In an important decision on subject access requests (SARs), the Court has considered the approach to take where the information an individual seeks relates to third parties such as the identity of recipients or sources of personal data. Whilst the decision was made under the previous legislation, the Data Protection Act 1998 (DPA98), the same approach should apply under the General Data Protection Regulation / Data Protection Act 2018.
The case was brought by Dr Rudd, a consultant physician (and a regular expert witness in court proceedings) specialising in exposure to asbestos, against a John Bridle, an asbestos lobbyist. Mr Bridle had made a complaint to the General Medical Council alleging that Dr Rudd had falsified the risks to health associated with chrysotile asbestos in expert reports. He also made unfounded allegations to MPs and communicated with unnamed allies in the asbestos industry about ways to discredit Dr Rudd. Dr Rudd made a subject access request and sought information about the identities of the third parties who had been collaborating with Mr Bridle. Considering Mr Bridle's response to his SAR inadequate, he applied to Court for an order under s.7(9) DPA98.
Dr Rudd was successful in obtaining an order that the disclosure provided in response to his SAR was inadequate. The key points to note from the decision are:
- Mr Bridle, not his company, was the data controller
- None of the claimed exemptions (Journalist, Regulatory Activity or Litigation Privilege) applied.
- Mr Bridle must provide further information, including descriptions of recipients of Dr Rudd's personal data, any information as to the sources of the personal data and the purposes for which the data was being processed
- No damages were payable by Mr Bridle as Dr Rudd had not provided evidence of harm or distress
What information was Dr Rudd entitled to under the SAR?
- Does a data controller, when responding to SAR, have to 'leave no stone unturned'? A data controller is only required to conduct a reasonable and proportionate search for the applicant's personal data. However, the Court said it is less clear that a data controller has such latitude when determining whether the personal data retrieved as a result of a reasonable and proportionate search is subject to one or more of the exemptions from the subject access provisions. The case law suggested that they did not have such latitude, and the nature and extent of the operations conducted by the data controller would be a relevant factor in the exercise of the Court's discretion under s.7(9) DPA98. If a data controller acts with reasonable diligence, and there is no substantive reason to doubt the validity of the conclusions it had reached, an order is unlikely under s.7(9). However, that was not the case here.
- Can the data subject seek disclosure of documents? The statutory rights relate to personal data, and the obligation is not to supply documents (though it may be more convenient or cheaper for the data controller to do so). Indeed, the Judge said, a "claim for documentary disclosure pursuant to the DPA is likely, almost always, to be misconceived".
- Can the data subject seek disclosure of the identity of recipients of personal data? The statute/ICO guidance confirm that the data subject is entitled to seek a description, but not the identity, of recipients of their personal data. This should include an indication of the nature or status of the person, firm or company to whom e.g., emails were sent. However, the identities of those to whom personal data are disclosed may count as part of the individual's personal data, and this will be a question of fact. The important case of Durant confirmed that information is not an individual's personal data merely because it names them: the information must be biographical in a significant sense and it should have the data subject as its focus (not some other person or a transaction or event). In this case, the identities of individuals with whom it was said Dr Rudd had conspired or who were said to be his 'victims' was information that focused on him and was biographically significant. However, the position was different re the identity of the recipients of the personal data; this was not information relating to him.

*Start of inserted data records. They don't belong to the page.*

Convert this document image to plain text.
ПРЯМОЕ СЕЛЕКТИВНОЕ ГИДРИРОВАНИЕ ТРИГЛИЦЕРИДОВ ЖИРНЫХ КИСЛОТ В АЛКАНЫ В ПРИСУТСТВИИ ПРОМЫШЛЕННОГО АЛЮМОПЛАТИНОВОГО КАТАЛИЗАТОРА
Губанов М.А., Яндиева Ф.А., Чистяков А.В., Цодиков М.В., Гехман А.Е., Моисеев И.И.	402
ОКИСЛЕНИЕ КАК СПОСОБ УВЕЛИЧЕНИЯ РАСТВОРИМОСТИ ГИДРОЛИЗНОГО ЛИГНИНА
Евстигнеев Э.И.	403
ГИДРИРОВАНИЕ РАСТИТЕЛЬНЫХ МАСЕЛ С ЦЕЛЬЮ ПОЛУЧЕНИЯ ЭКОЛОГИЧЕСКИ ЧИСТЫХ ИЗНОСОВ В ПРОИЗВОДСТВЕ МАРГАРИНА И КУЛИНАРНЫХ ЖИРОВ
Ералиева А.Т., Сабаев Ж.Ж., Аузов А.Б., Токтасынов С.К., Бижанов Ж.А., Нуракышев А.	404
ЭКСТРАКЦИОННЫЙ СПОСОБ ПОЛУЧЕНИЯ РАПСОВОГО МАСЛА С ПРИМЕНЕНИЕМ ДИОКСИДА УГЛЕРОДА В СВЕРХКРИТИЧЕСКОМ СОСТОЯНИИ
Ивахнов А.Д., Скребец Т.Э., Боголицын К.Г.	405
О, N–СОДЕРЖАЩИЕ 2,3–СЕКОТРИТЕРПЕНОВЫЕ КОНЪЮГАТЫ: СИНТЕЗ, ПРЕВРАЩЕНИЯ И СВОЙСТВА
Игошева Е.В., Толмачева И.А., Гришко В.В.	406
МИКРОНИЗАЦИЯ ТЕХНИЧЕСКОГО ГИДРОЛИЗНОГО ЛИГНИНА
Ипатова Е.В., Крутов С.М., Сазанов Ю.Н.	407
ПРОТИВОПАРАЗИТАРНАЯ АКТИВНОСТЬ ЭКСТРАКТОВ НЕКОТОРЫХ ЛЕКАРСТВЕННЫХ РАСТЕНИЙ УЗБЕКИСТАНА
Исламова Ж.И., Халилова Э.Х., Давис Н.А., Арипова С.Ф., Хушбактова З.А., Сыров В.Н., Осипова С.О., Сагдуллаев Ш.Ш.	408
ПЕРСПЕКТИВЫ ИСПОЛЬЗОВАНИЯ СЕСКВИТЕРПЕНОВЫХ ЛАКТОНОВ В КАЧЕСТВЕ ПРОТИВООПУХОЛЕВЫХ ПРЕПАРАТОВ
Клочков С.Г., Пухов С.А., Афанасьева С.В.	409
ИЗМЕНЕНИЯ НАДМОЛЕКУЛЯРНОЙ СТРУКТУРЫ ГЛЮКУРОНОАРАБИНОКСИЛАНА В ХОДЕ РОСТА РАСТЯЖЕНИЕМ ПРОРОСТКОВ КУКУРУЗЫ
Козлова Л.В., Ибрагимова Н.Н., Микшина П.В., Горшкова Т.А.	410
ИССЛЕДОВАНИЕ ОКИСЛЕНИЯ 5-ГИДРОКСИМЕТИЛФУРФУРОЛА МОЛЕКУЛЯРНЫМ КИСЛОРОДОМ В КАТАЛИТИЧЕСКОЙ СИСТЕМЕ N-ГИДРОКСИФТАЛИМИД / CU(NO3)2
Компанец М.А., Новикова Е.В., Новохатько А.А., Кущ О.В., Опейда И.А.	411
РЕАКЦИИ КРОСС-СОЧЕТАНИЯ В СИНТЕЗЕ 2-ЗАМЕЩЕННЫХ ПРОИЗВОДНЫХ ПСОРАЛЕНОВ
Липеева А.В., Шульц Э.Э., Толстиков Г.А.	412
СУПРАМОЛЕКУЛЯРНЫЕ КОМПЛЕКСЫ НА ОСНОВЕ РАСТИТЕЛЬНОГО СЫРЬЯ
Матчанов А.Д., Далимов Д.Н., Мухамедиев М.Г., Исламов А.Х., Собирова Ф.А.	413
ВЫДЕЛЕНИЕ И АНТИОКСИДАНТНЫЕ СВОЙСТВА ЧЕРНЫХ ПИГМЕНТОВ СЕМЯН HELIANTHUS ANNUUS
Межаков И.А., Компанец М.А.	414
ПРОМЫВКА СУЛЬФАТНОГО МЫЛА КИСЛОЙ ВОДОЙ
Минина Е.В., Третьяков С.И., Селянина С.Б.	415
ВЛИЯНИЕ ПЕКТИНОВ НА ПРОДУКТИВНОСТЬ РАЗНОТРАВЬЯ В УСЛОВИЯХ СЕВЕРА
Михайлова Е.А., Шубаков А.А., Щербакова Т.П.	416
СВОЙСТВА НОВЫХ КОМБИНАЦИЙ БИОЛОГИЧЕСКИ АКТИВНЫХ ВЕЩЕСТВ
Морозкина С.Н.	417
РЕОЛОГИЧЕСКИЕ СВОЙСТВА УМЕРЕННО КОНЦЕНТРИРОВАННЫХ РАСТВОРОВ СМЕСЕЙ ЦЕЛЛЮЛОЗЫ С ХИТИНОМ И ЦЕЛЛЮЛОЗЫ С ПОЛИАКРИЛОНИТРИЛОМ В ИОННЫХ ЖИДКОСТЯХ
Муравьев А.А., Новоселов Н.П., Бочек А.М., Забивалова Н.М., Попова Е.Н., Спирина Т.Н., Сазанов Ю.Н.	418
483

- Can the data subject seek disclosure of the identity of sources of personal data? Again, the Court concluded that the identity of the source of the personal data was not information relating to Dr Rudd, applying the Durant test. However, the data controller must provide under DPA98 "any information available" as to the source. There could not be a blanket refusal to provide information about sources of personal data and in this case it meant that source information such as the names of solicitors' firms should be provided.
- How much detail must be given of the purposes for which data have been processed? The essence of the right is to know what the data controller is doing or intends to do with personal data relating to the data subject. However, it does not impose an obligation to provide that information on a document by document or item by item basis.